Wednesday, May 26, 2010
How Programmers Approach Internet Marketing
Specific people inspired this post. You guys know who you are! I'm in there with you - I'm constantly writing blog posts to promote my acting career, writing blog posts to make myself a better programmer, and writing blog posts so I can get more exercise (I'm not even kidding). There are more immediate ways to accomplish every one of these goals.
I think the most thorough and permanent solution is to learn a foreign language. When you learn a foreign language, you also learn a foreign way of speaking - for instance, Japanese bakes its system of etiquette and status directly into the grammar and even the forms of words. That's weird for an American, but this is even weirder:
In many Japanese offices, you're required to scream "Good morning!" at the top of your lungs, clapping your hands to your thighs, as soon as you enter the office area every morning. Everyone in the office then shouts "Good morning!" back to you....
"Before we move onto the next item, does anyone have any questions?" I seriously and portentously asked a question, then, which I thought was hilarious: "If we're the first one in the office in the morning, do we still have to scream 'Good Morning' and clap our hands to the sides of our legs?" Her answer was immediate, and humorless: "Yes." "Well, I mean, there's no one else around to hear it, right?" "You still have to do it. It's the rule. Every employee must do this. That's why we call it 'protocol.'"...
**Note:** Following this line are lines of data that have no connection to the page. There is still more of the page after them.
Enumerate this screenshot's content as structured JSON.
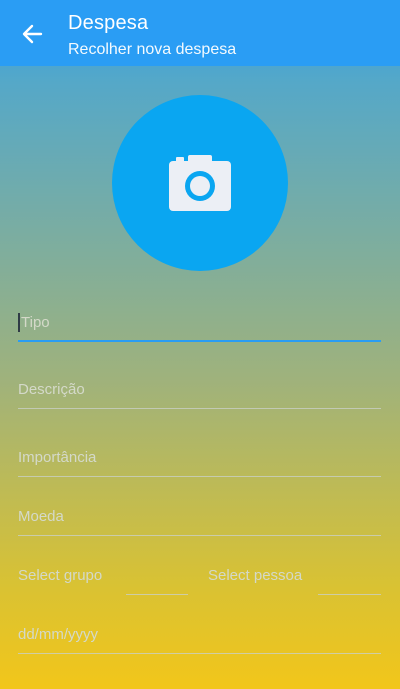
{
  "app_bar": {
    "title": "Despesa",
    "subtitle": "Recolher nova despesa",
    "back_icon": "arrow-left-icon",
    "color": "#2a9df4"
  },
  "photo": {
    "icon": "camera-icon",
    "color": "#0aa6f1"
  },
  "form": {
    "tipo_placeholder": "Tipo",
    "descricao_placeholder": "Descrição",
    "importancia_placeholder": "Importância",
    "moeda_placeholder": "Moeda",
    "grupo_placeholder": "Select grupo",
    "pessoa_placeholder": "Select pessoa",
    "date_placeholder": "dd/mm/yyyy"
  }
}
When I first came to Japan, and learned that "irasshaimase" meant "come [into the store]!" I expressed a certain amount of confusion to the dude who was playing the part of my tour guide. We were in a Jeansmate — a Japanese jeans store that is inexplicably open twenty-four hours a day, even in towns where (as in ours) the only god damn supermarket closes at eight in the PM. I was looking at jeans, and an employee, standing nearby, was repeatedly yelling "Irrashaimase" at my roommate and I. "That's just how they do things." He must have yelled it maybe a hundred times. We were the only customers in the store. "Why is he telling us to come into the store if we're already in the store?" "Beats me, man," was my roommate's response.
If that's too much for you, resort to the old saying: "when in Rome, do as the Romans do."
A less dramatic example of different cultures communicating in different ways: I read somewhere that at Python conferences, there is no IRC channel. Having a laptop open and hacking during a presentation is considered rude and gets you shunned.
Internet marketing is a different way of thinking. If you learn it, you can make money with it. What you do with that money, and the time it frees up, is up to you. There's nothing to say that the king doesn't build labyrinths in his spare time. The labyrinth guy might only be in the throne room because the king just said to him, before the comic began, "dude, I'm going to build a labyrinth, it's going to be awesome, you can help, just hang out in the throne room for five minutes while I take care of some business first."
Assuming that you're a programmer who wants to do internet marketing, what you need to do is be your own inner king, and tell your inner labyrinth nut to hang out in the throne room of your mind for five minutes while you take care of some business first. If you can do that, you can avoid having some corporate and/or VC dillweed be your king. You're going to have a king either way. It's impossible to exist without a king. What you can do is choose between an external king or an internal king.